Sustainability

Marine Carbon Dioxide Removal 101: Science, Policy & Engagement

February 26, 2026|1:00 PM AST|Past event

The ocean already absorbs roughly a quarter of annual human CO₂ emissions, acting as a major buffer against faster warming. Yet this natural sink is showing signs of strain, with accelerating ocean warming and questions about its long-term capacity prompting urgent scientific reassessment.

In late 2025, 2025 marked a pivotal shift for marine carbon dioxide removal (mCDR), moving from conceptual promise to initial real-world demonstrations and commercial signals. Companies achieved firsts such as verified ocean alkalinity enhancement credits, new regulatory permits for electrochemical systems, large offtake agreements, and expanded pilot operations. These steps signal growing technical confidence and private-sector momentum.

Policy and governance are accelerating in parallel. The United States advanced a national mCDR research strategy in 2024, backed by federal funding for projects exploring efficacy, risks, and monitoring.

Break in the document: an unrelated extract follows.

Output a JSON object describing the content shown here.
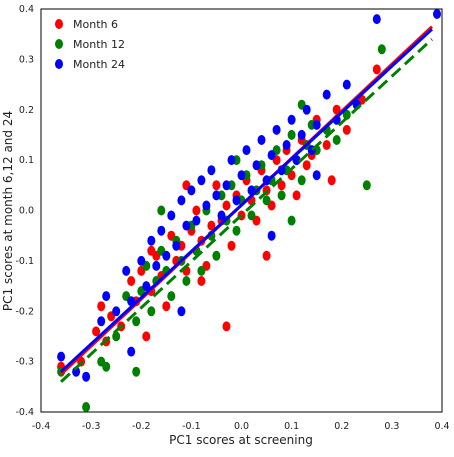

Internationally, reports from bodies like the IOC-UNESCO highlight critical knowledge gaps in ocean carbon dynamics and mCDR interventions, stressing the need for rigorous frameworks to evaluate ecosystem impacts and storage permanence.

Recent assessments, including a major 2026 IOC-R report launched at the Ocean Sciences Meeting, warn that without deeper understanding, humanity cannot reliably predict or enhance the ocean's role in climate stabilization. Uncertainties persist around methods like alkalinity enhancement, seaweed cultivation, and iron fertilization, where potential benefits must be balanced against risks to marine ecosystems.

Broader climate science reinforces the stakes. The IPCC and others emphasize that gigaton-scale CDR is unavoidable for net-zero pathways, with mCDR holding particular promise due to the ocean's vast storage potential. Yet current mCDR deployment remains under 0.1% of global removal efforts, underscoring the need for scaled research, responsible governance, and safeguards.

Communities dependent on healthy oceans—fisheries, coastal economies, Indigenous groups—face direct implications. Poorly managed mCDR could disrupt ecosystems or food webs, while effective approaches might mitigate ocean acidification and support resilience. The topic's timeliness stems from this convergence: proof-of-concept successes in 2025, mounting scientific warnings in early 2026, and policy momentum that demands informed engagement before larger-scale moves occur.